Justice Rilwan Aikawa of the Federal High Court in Lagos yesterday ordered the permanent forfeiture of N280,555,010.65 “warehoused” in the bank accounts of Invictus Oil and Gas Limited and Invictus Investment Limited.
The order came after the Economic and Financial Crimes Commission (EFCC) told the court that the two firms were owned by Obinwanne Okeke, “a strong leader of a cyber crime syndicate that specialised in business e-mail compromise.”
The judge had, on October 9, ordered the temporary forfeiture of the money.
He ordered the EFCC to publish the interim forfeiture order in a national daily and adjourned till yesterday for anyone interested in the money to appear before him to give reasons why the money should not be permanently forfeited to the federal government.
At the resumed hearing yesterday, EFCC counsel, Rotimi Oyedepo, said the anti-graft agency had published the interim forfeiture order as directed by the court.
Oyedepo said as there was no opposition, the judge should order the permanent forfeiture of the money to the federal government.
After listening to the lawyer, Justice Aikawa ordered the N280m to be permanently forfeited to the federal government.
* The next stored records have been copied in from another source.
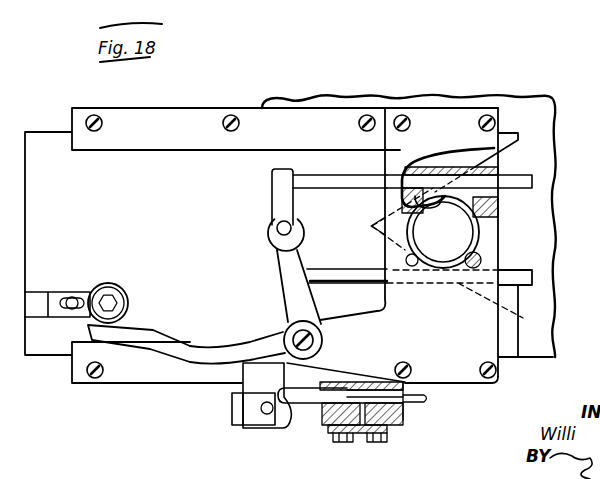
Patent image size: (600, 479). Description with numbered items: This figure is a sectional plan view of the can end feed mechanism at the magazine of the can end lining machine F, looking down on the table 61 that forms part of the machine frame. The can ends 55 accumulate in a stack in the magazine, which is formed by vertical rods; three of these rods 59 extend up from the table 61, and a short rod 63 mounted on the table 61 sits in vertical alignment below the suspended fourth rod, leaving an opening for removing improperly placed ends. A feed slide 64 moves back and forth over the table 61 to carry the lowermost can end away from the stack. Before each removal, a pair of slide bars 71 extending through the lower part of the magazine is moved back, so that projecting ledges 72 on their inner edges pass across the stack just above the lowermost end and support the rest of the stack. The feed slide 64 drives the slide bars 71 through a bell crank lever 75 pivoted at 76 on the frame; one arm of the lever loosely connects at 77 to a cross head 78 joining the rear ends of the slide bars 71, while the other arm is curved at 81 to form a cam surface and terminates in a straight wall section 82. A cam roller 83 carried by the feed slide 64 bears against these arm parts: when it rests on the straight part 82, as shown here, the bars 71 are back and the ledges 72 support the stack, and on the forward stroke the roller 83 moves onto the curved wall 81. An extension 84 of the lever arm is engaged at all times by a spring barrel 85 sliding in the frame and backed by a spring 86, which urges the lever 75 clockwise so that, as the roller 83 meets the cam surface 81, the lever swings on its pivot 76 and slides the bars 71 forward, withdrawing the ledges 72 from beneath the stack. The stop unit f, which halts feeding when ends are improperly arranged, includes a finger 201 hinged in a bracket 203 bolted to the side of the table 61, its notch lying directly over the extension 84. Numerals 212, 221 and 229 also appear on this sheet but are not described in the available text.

The can ends 55 is at (443, 232).
The rods 59 is at (482, 263).
The table 61 is at (553, 253).
The short rod 63 is at (412, 268).
The feed slide 64 is at (261, 245).
The slide bars 71 is at (342, 188).
The projecting ledges 72 is at (476, 192).
The bell crank lever 75 is at (287, 298).
The pivot 76 is at (296, 335).
The loose connection 77 is at (279, 229).
The cross head 78 is at (277, 176).
The curved cam surface 81 is at (182, 341).
The straight wall section 82 is at (131, 326).
The cam roller 83 is at (112, 294).
The extension 84 is at (282, 430).
The spring barrel 85 is at (306, 405).
The spring 86 is at (365, 434).
The finger 201 is at (236, 412).
The bracket 203 is at (408, 403).
The member 212 is at (590, 21).
The member 221 is at (599, 54).
The member 229 is at (586, 84).
The can end lining machine F is at (554, 148).
The stop unit f is at (212, 414).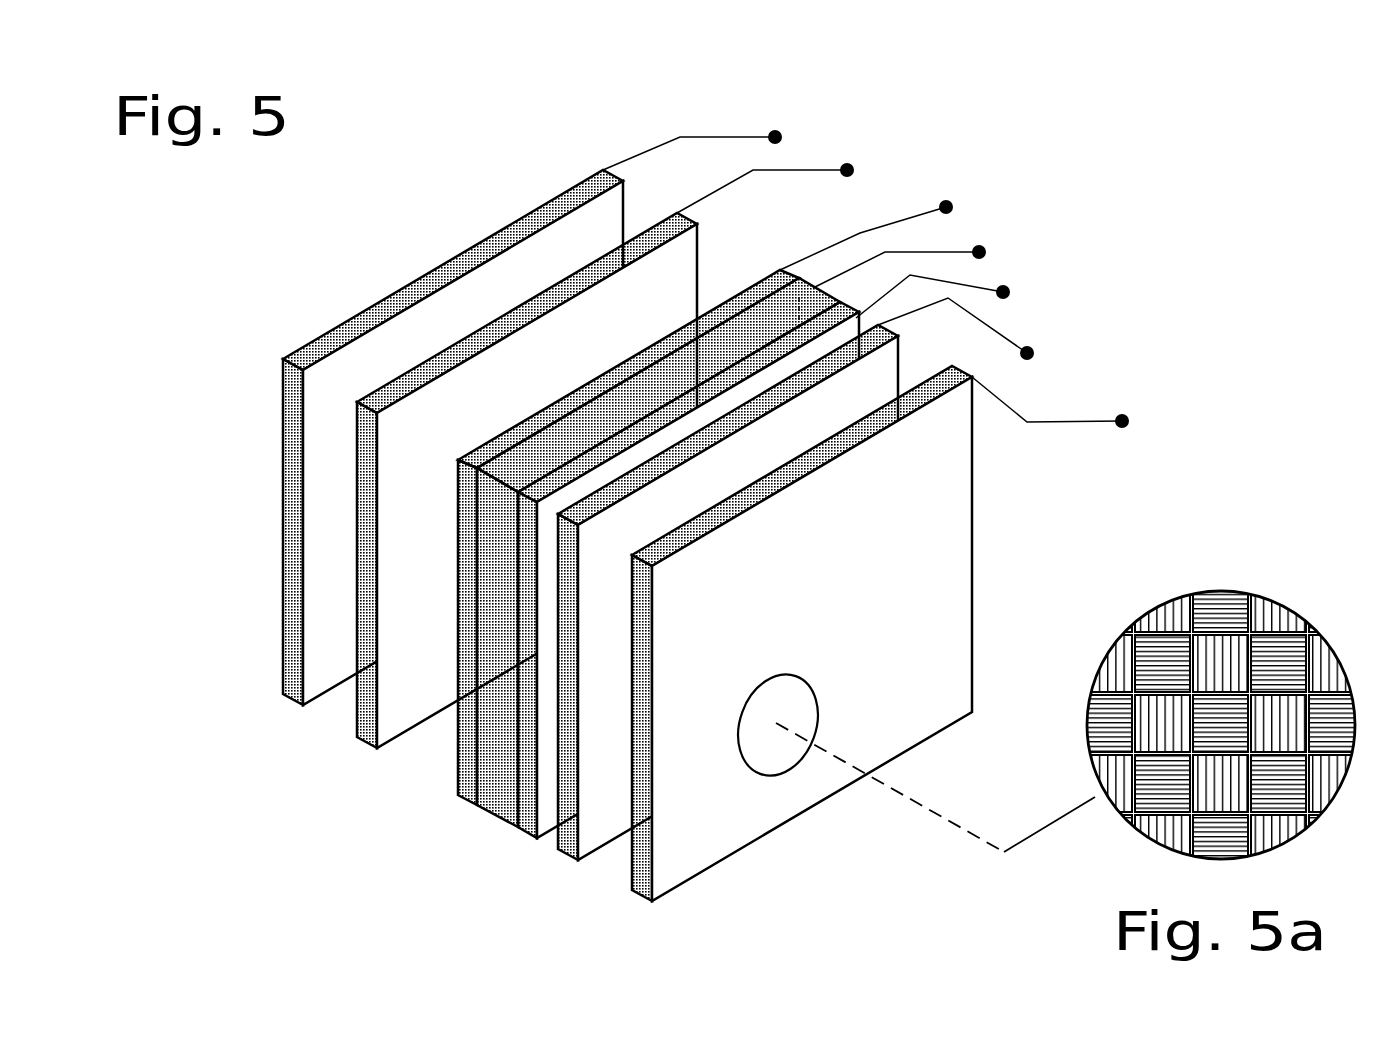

The judge ruled, “I have seen the application seeking the final forfeiture of the sum of N280.5million warehoused in the two bank accounts, which was reasonably suspected to be proceeds of unlawful activities.
“I am satisfied that the requirements enumerated under Section 17 of the Advance Fee Fraud and other related Offences Act have been met by the applicant in this suit; consequently, this application is hereby granted as prayed, as it remains unchallenged.
“The sum of N280.5 million found in the bank account of Invictus Investment limited, who is the second respondent in this suit, is hereby forfeited to the Federal Government of Nigeria.”
Obinwanne Okeke, popularly known as Invictus Obi, is currently standing trial in the United States of America over an alleged $11million cyber fraud.
The 31-year-old Nigerian was, in 2016, celebrated by Forbes as one of Africa’s “most outstanding 30 entrepreneurs under the age of 30.”
He was described by the magazine as “proof that there is hope for Africa.”
Okeke was, however, arrested last August by the Federal Bureau of Investigation, implicated as the ringleader of a cyber crime syndicate that had defrauded a number of American citizens to the tune of $11million “through fraudulent wire transfer instructions in a massive, coordinated, business e-mail compromise scheme.”